Something unique to sports events for seniors is the variety of age groups. At our last National Senior Games, our youngest participants were in their fifties, and our oldest was 101. So many of our participants have interesting stories as to why they stay in shape. Some have been active all their lives and some have come into sports a little later on, sometimes because of health concerns or just because of a simple wish to live a healthier lifestyle.
Many women have told us they were in high school and college before the advent of Title IX, and simply did not have the opportunities to participate in athletics. Today, there are leagues, clubs, teams and associations they can be involved in. Now they can participate and feel good about something they love to do. We like to think the Senior Games are another way they can enjoy those sports in a competitive and social forum.

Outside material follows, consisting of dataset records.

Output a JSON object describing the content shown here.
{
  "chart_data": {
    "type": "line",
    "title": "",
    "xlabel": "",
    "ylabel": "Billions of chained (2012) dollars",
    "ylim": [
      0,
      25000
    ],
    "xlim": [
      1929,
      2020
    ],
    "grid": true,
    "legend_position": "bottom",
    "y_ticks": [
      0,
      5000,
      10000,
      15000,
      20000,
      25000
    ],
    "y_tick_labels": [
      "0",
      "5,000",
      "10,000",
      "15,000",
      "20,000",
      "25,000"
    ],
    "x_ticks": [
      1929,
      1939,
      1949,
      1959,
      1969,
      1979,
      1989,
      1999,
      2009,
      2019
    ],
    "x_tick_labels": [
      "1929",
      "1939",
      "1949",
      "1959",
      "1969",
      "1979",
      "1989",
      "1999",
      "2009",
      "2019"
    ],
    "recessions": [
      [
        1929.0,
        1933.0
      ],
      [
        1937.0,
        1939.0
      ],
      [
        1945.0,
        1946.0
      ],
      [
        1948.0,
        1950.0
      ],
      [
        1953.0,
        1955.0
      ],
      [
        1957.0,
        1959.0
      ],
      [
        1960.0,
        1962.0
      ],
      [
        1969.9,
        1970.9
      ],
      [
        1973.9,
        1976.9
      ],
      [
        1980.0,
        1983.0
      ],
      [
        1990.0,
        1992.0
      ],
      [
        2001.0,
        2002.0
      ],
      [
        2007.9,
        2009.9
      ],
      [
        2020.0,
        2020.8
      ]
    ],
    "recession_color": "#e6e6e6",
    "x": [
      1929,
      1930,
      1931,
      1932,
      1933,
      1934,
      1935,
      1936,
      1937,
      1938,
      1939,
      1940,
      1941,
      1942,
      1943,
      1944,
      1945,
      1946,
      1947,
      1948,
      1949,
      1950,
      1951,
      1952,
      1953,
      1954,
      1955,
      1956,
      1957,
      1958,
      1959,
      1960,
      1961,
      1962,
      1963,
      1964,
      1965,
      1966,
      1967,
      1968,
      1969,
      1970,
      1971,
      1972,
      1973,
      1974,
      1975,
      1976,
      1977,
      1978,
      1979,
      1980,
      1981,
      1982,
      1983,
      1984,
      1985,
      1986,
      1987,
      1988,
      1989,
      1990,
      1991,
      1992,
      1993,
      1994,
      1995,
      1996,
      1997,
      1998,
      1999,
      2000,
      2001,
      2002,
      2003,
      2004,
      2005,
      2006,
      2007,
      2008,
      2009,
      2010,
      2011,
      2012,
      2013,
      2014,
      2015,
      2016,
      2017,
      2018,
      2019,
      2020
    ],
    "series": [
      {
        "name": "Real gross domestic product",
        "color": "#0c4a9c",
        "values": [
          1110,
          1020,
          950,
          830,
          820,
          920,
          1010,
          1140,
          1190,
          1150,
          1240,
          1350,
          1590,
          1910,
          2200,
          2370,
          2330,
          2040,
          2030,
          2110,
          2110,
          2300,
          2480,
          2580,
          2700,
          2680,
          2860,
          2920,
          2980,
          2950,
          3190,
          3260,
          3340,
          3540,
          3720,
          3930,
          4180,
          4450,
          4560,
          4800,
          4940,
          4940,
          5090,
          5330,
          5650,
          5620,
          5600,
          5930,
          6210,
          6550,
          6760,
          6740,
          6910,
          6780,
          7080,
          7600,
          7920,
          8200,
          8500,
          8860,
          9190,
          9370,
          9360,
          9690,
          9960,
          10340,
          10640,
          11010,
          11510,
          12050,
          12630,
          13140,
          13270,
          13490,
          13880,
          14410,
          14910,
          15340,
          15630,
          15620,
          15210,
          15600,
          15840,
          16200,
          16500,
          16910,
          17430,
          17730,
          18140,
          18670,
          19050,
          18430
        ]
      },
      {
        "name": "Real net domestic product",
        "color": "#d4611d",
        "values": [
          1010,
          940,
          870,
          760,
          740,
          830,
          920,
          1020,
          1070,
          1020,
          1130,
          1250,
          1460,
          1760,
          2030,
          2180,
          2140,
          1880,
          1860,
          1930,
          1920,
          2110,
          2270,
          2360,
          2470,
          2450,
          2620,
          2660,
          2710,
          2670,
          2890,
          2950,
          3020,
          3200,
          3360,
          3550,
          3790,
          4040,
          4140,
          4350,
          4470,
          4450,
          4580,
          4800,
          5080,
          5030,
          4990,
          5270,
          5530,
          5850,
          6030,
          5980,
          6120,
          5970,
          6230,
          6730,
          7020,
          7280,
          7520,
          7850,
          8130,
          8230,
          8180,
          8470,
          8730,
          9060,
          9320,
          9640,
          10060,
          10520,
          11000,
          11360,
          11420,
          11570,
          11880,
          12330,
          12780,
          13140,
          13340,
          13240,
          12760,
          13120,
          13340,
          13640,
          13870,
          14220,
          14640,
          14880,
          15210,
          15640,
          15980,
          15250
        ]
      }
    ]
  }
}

A little earlier, I talked about the two types of athlete who come to the National Senior Games. When we look for a city to host our Games, we are seeking something to satisfy both those stakeholder groups. Obviously, the first thing we look for is competition venues: we need the right venues with the capacity to host the number of athletes we have historically had in each sport (and in the cases of sports like pickleball, with the capacity to host them as they will grow.) We know our Games are attractive to cities not just because senior athletes are a positive influence, but also because of what they bring to a destination. In Cleveland, for example, there was $36 million in direct economic impact as a result of the Senior Games. Our records indicate that each athlete travels with an average of 2.5 people, and our Games generally draw between 10,000 and 12,000 athletes.
We like our venues to be close to our Village, which is basically the hub of all activity. We generally use convention centers as our hubs because they’re have multiple areas for sports and other activities. The Village includes information and registration desks, a cyber café, our expo, exhibit tables and more. There’s always something going on in this area, and it serves as a great place to meet others, unwind or simply learn more about the Games and about the city.

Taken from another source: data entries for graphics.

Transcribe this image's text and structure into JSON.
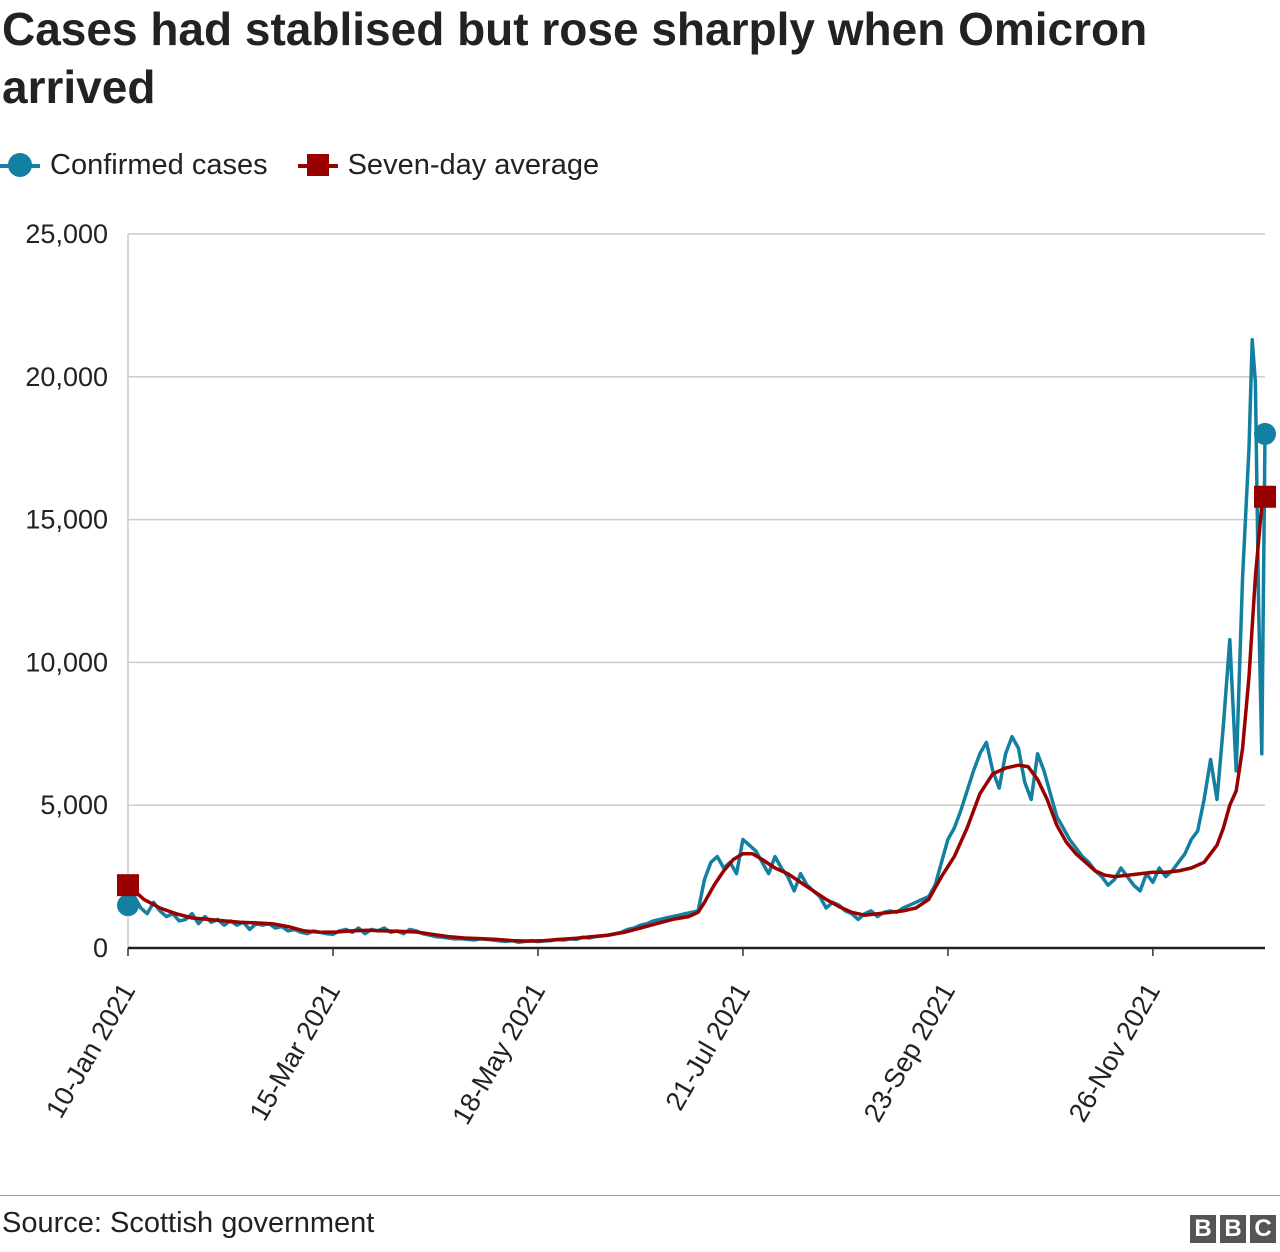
{
  "title": "Cases had stablised but rose sharply when Omicron arrived",
  "legend": [
    {
      "label": "Confirmed cases",
      "color": "#1380A1",
      "marker": "circle"
    },
    {
      "label": "Seven-day average",
      "color": "#990000",
      "marker": "square"
    }
  ],
  "source": "Source: Scottish government",
  "logo": [
    "B",
    "B",
    "C"
  ],
  "chart_data": {
    "type": "line",
    "title": "Cases had stablised but rose sharply when Omicron arrived",
    "xlabel": "",
    "ylabel": "",
    "ylim": [
      0,
      25000
    ],
    "y_ticks": [
      0,
      5000,
      10000,
      15000,
      20000,
      25000
    ],
    "y_tick_labels": [
      "0",
      "5,000",
      "10,000",
      "15,000",
      "20,000",
      "25,000"
    ],
    "x_range_days": [
      0,
      355
    ],
    "x_ticks": [
      0,
      64,
      128,
      192,
      256,
      320
    ],
    "x_tick_labels": [
      "10-Jan 2021",
      "15-Mar 2021",
      "18-May 2021",
      "21-Jul 2021",
      "23-Sep 2021",
      "26-Nov 2021"
    ],
    "grid": true,
    "legend_position": "top-left",
    "series": [
      {
        "name": "Confirmed cases",
        "x_unit": "days since 10-Jan 2021",
        "points": [
          [
            0,
            1500
          ],
          [
            2,
            1800
          ],
          [
            4,
            1400
          ],
          [
            6,
            1200
          ],
          [
            8,
            1600
          ],
          [
            10,
            1300
          ],
          [
            12,
            1100
          ],
          [
            14,
            1200
          ],
          [
            16,
            950
          ],
          [
            18,
            1000
          ],
          [
            20,
            1200
          ],
          [
            22,
            850
          ],
          [
            24,
            1100
          ],
          [
            26,
            900
          ],
          [
            28,
            1000
          ],
          [
            30,
            800
          ],
          [
            32,
            950
          ],
          [
            34,
            800
          ],
          [
            36,
            900
          ],
          [
            38,
            650
          ],
          [
            40,
            850
          ],
          [
            42,
            800
          ],
          [
            44,
            850
          ],
          [
            46,
            700
          ],
          [
            48,
            750
          ],
          [
            50,
            600
          ],
          [
            52,
            650
          ],
          [
            54,
            550
          ],
          [
            56,
            500
          ],
          [
            58,
            600
          ],
          [
            60,
            550
          ],
          [
            62,
            500
          ],
          [
            64,
            480
          ],
          [
            66,
            600
          ],
          [
            68,
            650
          ],
          [
            70,
            550
          ],
          [
            72,
            700
          ],
          [
            74,
            500
          ],
          [
            76,
            650
          ],
          [
            78,
            600
          ],
          [
            80,
            700
          ],
          [
            82,
            550
          ],
          [
            84,
            600
          ],
          [
            86,
            500
          ],
          [
            88,
            650
          ],
          [
            90,
            600
          ],
          [
            92,
            500
          ],
          [
            94,
            450
          ],
          [
            96,
            400
          ],
          [
            98,
            380
          ],
          [
            100,
            350
          ],
          [
            102,
            320
          ],
          [
            104,
            330
          ],
          [
            106,
            300
          ],
          [
            108,
            280
          ],
          [
            110,
            320
          ],
          [
            112,
            300
          ],
          [
            114,
            280
          ],
          [
            116,
            250
          ],
          [
            118,
            230
          ],
          [
            120,
            260
          ],
          [
            122,
            200
          ],
          [
            124,
            230
          ],
          [
            126,
            260
          ],
          [
            128,
            220
          ],
          [
            130,
            250
          ],
          [
            132,
            260
          ],
          [
            134,
            300
          ],
          [
            136,
            280
          ],
          [
            138,
            320
          ],
          [
            140,
            300
          ],
          [
            142,
            380
          ],
          [
            144,
            350
          ],
          [
            146,
            400
          ],
          [
            148,
            420
          ],
          [
            150,
            450
          ],
          [
            152,
            500
          ],
          [
            154,
            550
          ],
          [
            156,
            650
          ],
          [
            158,
            700
          ],
          [
            160,
            800
          ],
          [
            162,
            850
          ],
          [
            164,
            950
          ],
          [
            166,
            1000
          ],
          [
            168,
            1050
          ],
          [
            170,
            1100
          ],
          [
            172,
            1150
          ],
          [
            174,
            1200
          ],
          [
            176,
            1250
          ],
          [
            178,
            1300
          ],
          [
            180,
            2400
          ],
          [
            182,
            3000
          ],
          [
            184,
            3200
          ],
          [
            186,
            2800
          ],
          [
            188,
            3000
          ],
          [
            190,
            2600
          ],
          [
            192,
            3800
          ],
          [
            194,
            3600
          ],
          [
            196,
            3400
          ],
          [
            198,
            3000
          ],
          [
            200,
            2600
          ],
          [
            202,
            3200
          ],
          [
            204,
            2800
          ],
          [
            206,
            2500
          ],
          [
            208,
            2000
          ],
          [
            210,
            2600
          ],
          [
            212,
            2200
          ],
          [
            214,
            2000
          ],
          [
            216,
            1800
          ],
          [
            218,
            1400
          ],
          [
            220,
            1600
          ],
          [
            222,
            1500
          ],
          [
            224,
            1300
          ],
          [
            226,
            1200
          ],
          [
            228,
            1000
          ],
          [
            230,
            1200
          ],
          [
            232,
            1300
          ],
          [
            234,
            1100
          ],
          [
            236,
            1250
          ],
          [
            238,
            1300
          ],
          [
            240,
            1250
          ],
          [
            242,
            1400
          ],
          [
            244,
            1500
          ],
          [
            246,
            1600
          ],
          [
            248,
            1700
          ],
          [
            250,
            1800
          ],
          [
            252,
            2200
          ],
          [
            254,
            3000
          ],
          [
            256,
            3800
          ],
          [
            258,
            4200
          ],
          [
            260,
            4800
          ],
          [
            262,
            5500
          ],
          [
            264,
            6200
          ],
          [
            266,
            6800
          ],
          [
            268,
            7200
          ],
          [
            270,
            6200
          ],
          [
            272,
            5600
          ],
          [
            274,
            6800
          ],
          [
            276,
            7400
          ],
          [
            278,
            7000
          ],
          [
            280,
            5800
          ],
          [
            282,
            5200
          ],
          [
            284,
            6800
          ],
          [
            286,
            6200
          ],
          [
            288,
            5400
          ],
          [
            290,
            4600
          ],
          [
            292,
            4200
          ],
          [
            294,
            3800
          ],
          [
            296,
            3500
          ],
          [
            298,
            3200
          ],
          [
            300,
            3000
          ],
          [
            302,
            2700
          ],
          [
            304,
            2500
          ],
          [
            306,
            2200
          ],
          [
            308,
            2400
          ],
          [
            310,
            2800
          ],
          [
            312,
            2500
          ],
          [
            314,
            2200
          ],
          [
            316,
            2000
          ],
          [
            318,
            2600
          ],
          [
            320,
            2300
          ],
          [
            322,
            2800
          ],
          [
            324,
            2500
          ],
          [
            326,
            2700
          ],
          [
            328,
            3000
          ],
          [
            330,
            3300
          ],
          [
            332,
            3800
          ],
          [
            334,
            4100
          ],
          [
            336,
            5200
          ],
          [
            338,
            6600
          ],
          [
            340,
            5200
          ],
          [
            342,
            7800
          ],
          [
            344,
            10800
          ],
          [
            346,
            6200
          ],
          [
            348,
            13000
          ],
          [
            350,
            17500
          ],
          [
            351,
            21300
          ],
          [
            352,
            19800
          ],
          [
            353,
            12000
          ],
          [
            354,
            6800
          ],
          [
            355,
            18000
          ]
        ]
      },
      {
        "name": "Seven-day average",
        "x_unit": "days since 10-Jan 2021",
        "points": [
          [
            0,
            2200
          ],
          [
            5,
            1700
          ],
          [
            10,
            1400
          ],
          [
            15,
            1200
          ],
          [
            20,
            1050
          ],
          [
            25,
            1000
          ],
          [
            30,
            950
          ],
          [
            35,
            900
          ],
          [
            40,
            880
          ],
          [
            45,
            850
          ],
          [
            50,
            750
          ],
          [
            55,
            600
          ],
          [
            60,
            550
          ],
          [
            65,
            560
          ],
          [
            70,
            600
          ],
          [
            75,
            620
          ],
          [
            80,
            600
          ],
          [
            85,
            580
          ],
          [
            90,
            560
          ],
          [
            95,
            480
          ],
          [
            100,
            400
          ],
          [
            105,
            350
          ],
          [
            110,
            330
          ],
          [
            115,
            300
          ],
          [
            120,
            260
          ],
          [
            125,
            240
          ],
          [
            130,
            260
          ],
          [
            135,
            300
          ],
          [
            140,
            340
          ],
          [
            145,
            400
          ],
          [
            150,
            450
          ],
          [
            155,
            550
          ],
          [
            160,
            700
          ],
          [
            165,
            850
          ],
          [
            170,
            1000
          ],
          [
            175,
            1100
          ],
          [
            178,
            1250
          ],
          [
            180,
            1600
          ],
          [
            183,
            2200
          ],
          [
            186,
            2700
          ],
          [
            189,
            3100
          ],
          [
            192,
            3300
          ],
          [
            195,
            3300
          ],
          [
            198,
            3100
          ],
          [
            202,
            2800
          ],
          [
            206,
            2600
          ],
          [
            210,
            2300
          ],
          [
            214,
            2000
          ],
          [
            218,
            1700
          ],
          [
            222,
            1450
          ],
          [
            226,
            1250
          ],
          [
            230,
            1150
          ],
          [
            234,
            1200
          ],
          [
            238,
            1250
          ],
          [
            242,
            1300
          ],
          [
            246,
            1400
          ],
          [
            250,
            1700
          ],
          [
            254,
            2500
          ],
          [
            258,
            3200
          ],
          [
            262,
            4200
          ],
          [
            266,
            5400
          ],
          [
            270,
            6100
          ],
          [
            274,
            6300
          ],
          [
            278,
            6400
          ],
          [
            281,
            6350
          ],
          [
            284,
            5900
          ],
          [
            287,
            5200
          ],
          [
            290,
            4300
          ],
          [
            293,
            3700
          ],
          [
            296,
            3300
          ],
          [
            299,
            3000
          ],
          [
            302,
            2700
          ],
          [
            305,
            2550
          ],
          [
            308,
            2500
          ],
          [
            312,
            2550
          ],
          [
            316,
            2600
          ],
          [
            320,
            2650
          ],
          [
            324,
            2650
          ],
          [
            328,
            2700
          ],
          [
            332,
            2800
          ],
          [
            336,
            3000
          ],
          [
            340,
            3600
          ],
          [
            342,
            4200
          ],
          [
            344,
            5000
          ],
          [
            346,
            5500
          ],
          [
            348,
            7000
          ],
          [
            350,
            9500
          ],
          [
            352,
            13000
          ],
          [
            354,
            15500
          ],
          [
            355,
            15800
          ]
        ]
      }
    ]
  }
}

In addition to picking a city with good air service (since we have people flying in from across the United States), we try to look for places that are going to be fun. We like a city where people can walk or take mass transit to get from the Village to restaurants, shopping and more. However, we are realistic; we realize most cities aren’t going to have a golf course downtown next to the convention center, for example. But we have realized over time that the National Senior Games do very well in mid-size cities.

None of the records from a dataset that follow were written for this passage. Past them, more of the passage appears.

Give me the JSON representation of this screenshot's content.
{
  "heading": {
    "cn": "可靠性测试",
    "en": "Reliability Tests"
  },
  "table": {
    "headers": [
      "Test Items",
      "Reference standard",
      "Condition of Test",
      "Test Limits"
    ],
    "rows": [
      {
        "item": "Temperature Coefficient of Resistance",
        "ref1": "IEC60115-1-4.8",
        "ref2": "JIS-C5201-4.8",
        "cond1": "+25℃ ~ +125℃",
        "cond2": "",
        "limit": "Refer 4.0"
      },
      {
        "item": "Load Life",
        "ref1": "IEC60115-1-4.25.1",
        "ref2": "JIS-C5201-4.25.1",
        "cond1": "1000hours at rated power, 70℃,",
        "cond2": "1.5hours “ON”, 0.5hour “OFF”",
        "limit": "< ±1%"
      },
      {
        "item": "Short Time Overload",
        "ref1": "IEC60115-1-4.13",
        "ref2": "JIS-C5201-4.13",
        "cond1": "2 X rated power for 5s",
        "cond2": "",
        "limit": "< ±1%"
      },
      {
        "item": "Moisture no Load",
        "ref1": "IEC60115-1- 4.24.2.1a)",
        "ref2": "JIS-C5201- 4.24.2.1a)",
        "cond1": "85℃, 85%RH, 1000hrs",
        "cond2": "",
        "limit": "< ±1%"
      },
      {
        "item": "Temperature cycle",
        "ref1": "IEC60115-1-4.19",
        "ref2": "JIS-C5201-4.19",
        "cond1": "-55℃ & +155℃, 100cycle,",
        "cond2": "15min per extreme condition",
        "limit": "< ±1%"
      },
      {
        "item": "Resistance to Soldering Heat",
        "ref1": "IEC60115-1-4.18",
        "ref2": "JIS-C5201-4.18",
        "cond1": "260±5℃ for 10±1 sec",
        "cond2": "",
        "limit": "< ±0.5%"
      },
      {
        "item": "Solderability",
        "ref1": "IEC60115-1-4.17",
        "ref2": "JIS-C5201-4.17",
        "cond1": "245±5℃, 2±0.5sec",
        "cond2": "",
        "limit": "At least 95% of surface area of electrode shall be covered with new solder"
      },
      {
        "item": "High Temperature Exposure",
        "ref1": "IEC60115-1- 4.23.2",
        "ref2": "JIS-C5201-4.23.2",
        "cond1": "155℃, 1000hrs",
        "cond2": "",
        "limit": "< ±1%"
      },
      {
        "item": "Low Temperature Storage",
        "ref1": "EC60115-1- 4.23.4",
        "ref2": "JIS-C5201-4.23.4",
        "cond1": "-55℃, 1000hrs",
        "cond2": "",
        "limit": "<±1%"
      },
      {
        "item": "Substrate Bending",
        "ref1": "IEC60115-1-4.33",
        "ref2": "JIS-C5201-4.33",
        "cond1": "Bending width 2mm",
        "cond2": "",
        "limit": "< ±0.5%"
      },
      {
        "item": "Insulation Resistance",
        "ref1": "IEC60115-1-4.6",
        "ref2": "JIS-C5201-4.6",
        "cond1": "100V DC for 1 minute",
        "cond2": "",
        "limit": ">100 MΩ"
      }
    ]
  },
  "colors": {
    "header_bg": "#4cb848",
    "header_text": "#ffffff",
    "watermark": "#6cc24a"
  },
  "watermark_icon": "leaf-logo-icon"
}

Something else we look for is tourism opportunities. Many of our athletes will attend because they like coming to cities they have never visited before. Cleveland, for example, had interesting sights, fun museums and a great orchestra. Birmingham, where we’ll be in 2017, has the Freedom Trail, several museums and the Robert Trent Jones Golf Trail winding throughout Alabama, which is on most golfers’ bucket lists. We know people will want to explore and visit with their friends in addition to the competition.
The opportunity to socialize is incredibly important for our participants. We’ll hear people say, ‘Well, I just got in and I’m from California, but I’m going to meet up with someone I met last time from Tennessee and we’re going to go out to dinner and catch up.’ To us, that’s what the Games are all about: creating a positive, healthy experience for people that delivers “Fitness, Fun and Fellowship.”